MONTREAL—AbitibiBowater Inc. is launching a 30-day review of operations following the combination of Abitibi-Consolidated Inc. and Bowater Inc., completed Oct. 29.
Abitibi-Consolidated separately said today it earned third-quarter net income of $54 million, 12 cents a share, compared with a year-earlier loss of $48 million, 11 cents per share.
However, excluding one-time items, the third-quarter loss was $126 million, 28 cents per share, compared with a year-ago loss of $54 million, or 12 cents a share.
Sales were down 15 percent to $999 million from $1.18 billion.
The quarter’s after-tax gains included $168 million on translation of foreign currencies and $24 million on the sale of timberlands in Georgia and South Carolina.
There also were $7 million in merger expenses.
Abitibi said its third-quarter operating loss was $85 million—$19 million in newsprint, $38 million in commercial printing papers, and $28 million in wood products.
The year-ago quarter had a slim operating profit of $10 million.
“The results for the quarter are a reflection of the challenging market conditions and impact of the Canadian dollar,” said Abitibi-Consolidated CEO John Weaver.
“Our merger with Bowater is a first step in meeting these challenges,” Weaver added. “Now that the merger has closed, we are moving swiftly to fully integrate the company and implement our new business priorities.”

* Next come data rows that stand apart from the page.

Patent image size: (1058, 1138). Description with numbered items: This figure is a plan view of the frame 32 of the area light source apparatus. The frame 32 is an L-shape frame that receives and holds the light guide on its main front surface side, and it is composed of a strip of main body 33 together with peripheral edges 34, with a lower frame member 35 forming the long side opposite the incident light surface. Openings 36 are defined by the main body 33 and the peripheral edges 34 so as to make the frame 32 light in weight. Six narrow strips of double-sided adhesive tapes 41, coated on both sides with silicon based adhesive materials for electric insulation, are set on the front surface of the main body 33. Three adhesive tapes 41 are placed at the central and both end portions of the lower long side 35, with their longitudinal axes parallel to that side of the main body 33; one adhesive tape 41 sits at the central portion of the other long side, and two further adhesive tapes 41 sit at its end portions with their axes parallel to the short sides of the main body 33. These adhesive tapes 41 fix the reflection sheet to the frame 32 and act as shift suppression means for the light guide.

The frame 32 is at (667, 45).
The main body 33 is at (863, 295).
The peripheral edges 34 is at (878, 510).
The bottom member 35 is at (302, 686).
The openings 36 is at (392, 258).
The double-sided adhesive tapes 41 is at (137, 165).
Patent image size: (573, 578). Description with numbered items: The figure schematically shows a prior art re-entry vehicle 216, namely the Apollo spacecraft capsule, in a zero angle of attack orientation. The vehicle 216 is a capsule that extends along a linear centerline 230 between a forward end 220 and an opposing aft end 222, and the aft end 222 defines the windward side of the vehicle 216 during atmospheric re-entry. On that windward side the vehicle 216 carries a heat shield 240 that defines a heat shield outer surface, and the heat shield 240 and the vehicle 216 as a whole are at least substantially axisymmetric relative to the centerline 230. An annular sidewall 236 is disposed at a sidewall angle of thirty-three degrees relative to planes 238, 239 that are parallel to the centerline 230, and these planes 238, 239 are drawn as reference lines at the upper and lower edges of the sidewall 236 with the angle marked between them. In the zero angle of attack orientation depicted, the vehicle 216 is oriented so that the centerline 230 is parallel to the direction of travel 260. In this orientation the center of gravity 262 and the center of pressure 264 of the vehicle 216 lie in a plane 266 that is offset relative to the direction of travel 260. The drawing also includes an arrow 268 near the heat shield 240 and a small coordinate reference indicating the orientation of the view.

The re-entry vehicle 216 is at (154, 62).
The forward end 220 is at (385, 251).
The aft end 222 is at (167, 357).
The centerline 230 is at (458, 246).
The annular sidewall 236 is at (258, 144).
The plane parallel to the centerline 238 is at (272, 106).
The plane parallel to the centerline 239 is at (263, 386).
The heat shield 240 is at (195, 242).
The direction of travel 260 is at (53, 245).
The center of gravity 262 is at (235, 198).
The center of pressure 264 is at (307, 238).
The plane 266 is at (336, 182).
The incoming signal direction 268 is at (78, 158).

These priorities include an acceleration of $250 million in annualized synergies. Those efficiencies—previously forecast to be realized over two years—now are to be achieved by the end of the first quarter of 2009.
AbitibiBowater also aims to reduce debt by $1 billion within three years.
“Over the next 30 days, AbitibiBowater’s executive team will complete a strategic review of each business and develop complete action plans for achieving these business priorities, inclusive of sales and marketing plans,” the combined company stated.